カタコトコラム

タップダンスのルーツ(1)

タップダンスのルーツを紹介します。

それは、大航海時代の奴隷貿易。

奴隷として欧米を相手に取引された、黒人たちの魂の表現なのです。

 

彼らの多くは、アフリカから奴隷船で連れてこられました。

そして楽器や会話など、様々な行為が禁止・制限されました。

そのような状況下でも、彼らは足を踏みならしてコミュニケーションをしました。

これが諸説ある中で、最も有力と思われる、タップダンスのルーツです。

 

これは、セヴィオン・グローヴァーさんのトニー賞ミュージカル「ノイズ&ファンク」でも語られていました。

また、HIDEBOHさんの「海に響く軍靴」では、「黒人が成功するには、野球選手かタップダンサーしか、職がなかった」といったTamangoさんの台詞もありました。

 

足を踏みならして感情を表現すること。踊ること。

それらは、人間にとって最も原始的で本能的な行動の1つだろうと思います。

しかし「生きたいように生きる」。

これが叶わない人たちが、たくさんいた時代があります。

そして現代も。

 

最後に、グレゴリー・ハインズさんとジーン・ケリーさんがディナーで語り合ったエピソードを動画で紹介します。

「タップダンスの起源(When – Origins of Tap)」というタイトルの動画では「奴隷だった黒人たちはドラムを持つことを許可されていなかったために、足を踏み鳴らすなどして、体でリズムやムードを表現していた」「1800年代前半に(マスター・ジュバと呼ばれた)ウィリアム・ヘンリー・レーンさんというアフリカ系アメリカ人のジュバダンサーと、ジョン・ダイヤモンドさんというアイルランド系アメリカ人のクラブダンサーとが組んで、各地で競い合った」ことなどが述べられています。

なお、ジュバダンスとは、足を踏み鳴らすほか、腕や胸や脚など身体の各所を平手打ちしながら踊る、非常にリズミカルな音の発生を伴ったダンスです。

 

追伸

アメリカのエンターテインメントを知る上で、その国の歴史に少し触れておきます。

長らく続いた大航海時代の奴隷貿易も、1800年代に入ると人道的あるいは経済的理由から、ようやく退潮していきます。
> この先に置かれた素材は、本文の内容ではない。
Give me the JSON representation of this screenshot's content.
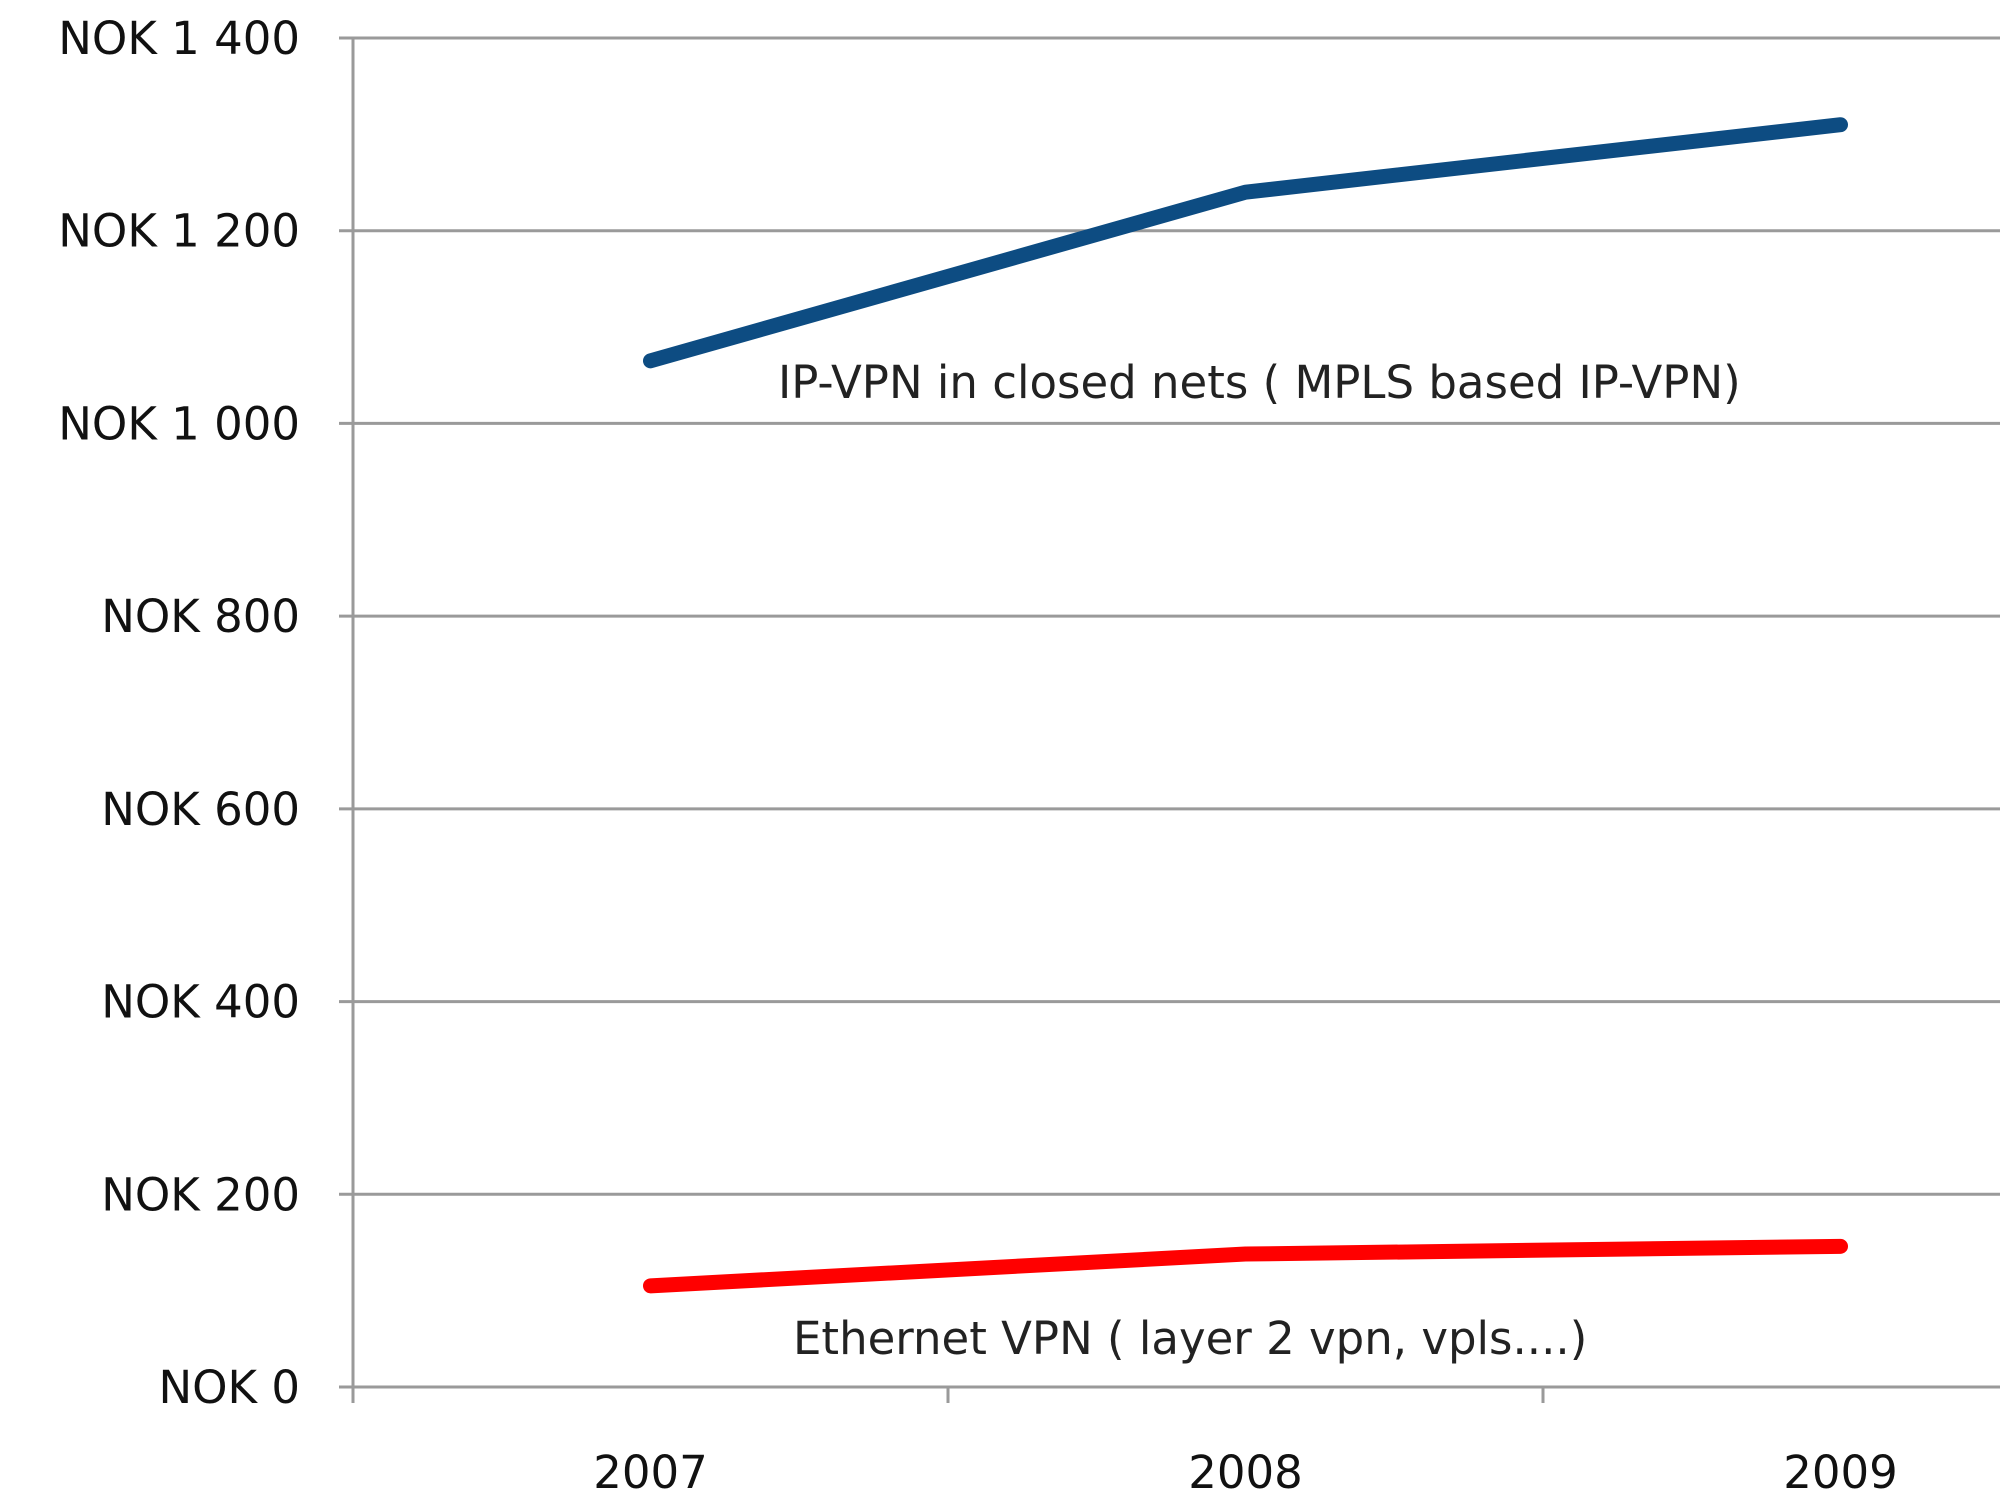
{
  "chart_data": {
    "type": "line",
    "title": "",
    "xlabel": "",
    "ylabel": "",
    "categories": [
      "2007",
      "2008",
      "2009"
    ],
    "ylim": [
      0,
      1400
    ],
    "yticks": [
      0,
      200,
      400,
      600,
      800,
      1000,
      1200,
      1400
    ],
    "ytick_labels": [
      "NOK 0",
      "NOK 200",
      "NOK 400",
      "NOK 600",
      "NOK 800",
      "NOK 1 000",
      "NOK 1 200",
      "NOK 1 400"
    ],
    "grid": true,
    "legend": "none (inline series labels)",
    "series": [
      {
        "name": "IP-VPN in closed nets ( MPLS based IP-VPN)",
        "values": [
          1065,
          1240,
          1310
        ],
        "color": "#0d4c82"
      },
      {
        "name": "Ethernet VPN ( layer 2 vpn, vpls....)",
        "values": [
          105,
          138,
          146
        ],
        "color": "#ff0000"
      }
    ]
  }
}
1776年に独立宣言を行ったアメリカでは、産業革命による工業化を経済的発展の軸としたい北部と、農業中心で奴隷の労働力が必要だった南部とが対立を深めていきます。そして、1861年ついに南北戦争が始まります。その戦火の中、1863年に当時のリンカーン大統領さんは奴隷解放宣言を出し、対立していた南部の奴隷を解放します。そして、そのおよそ2年後に南北戦争は終わりを迎えました。しかし、その宣言によって人種差別がなくなったわけでは、ありませんでした。マルコムXさんや、マーティン・ルーサー・キング牧師さんによる公民権運動によって、アメリカに公民権法が制定されたのは1964年のことですので、実に100年に及ぶ歴史があるのです。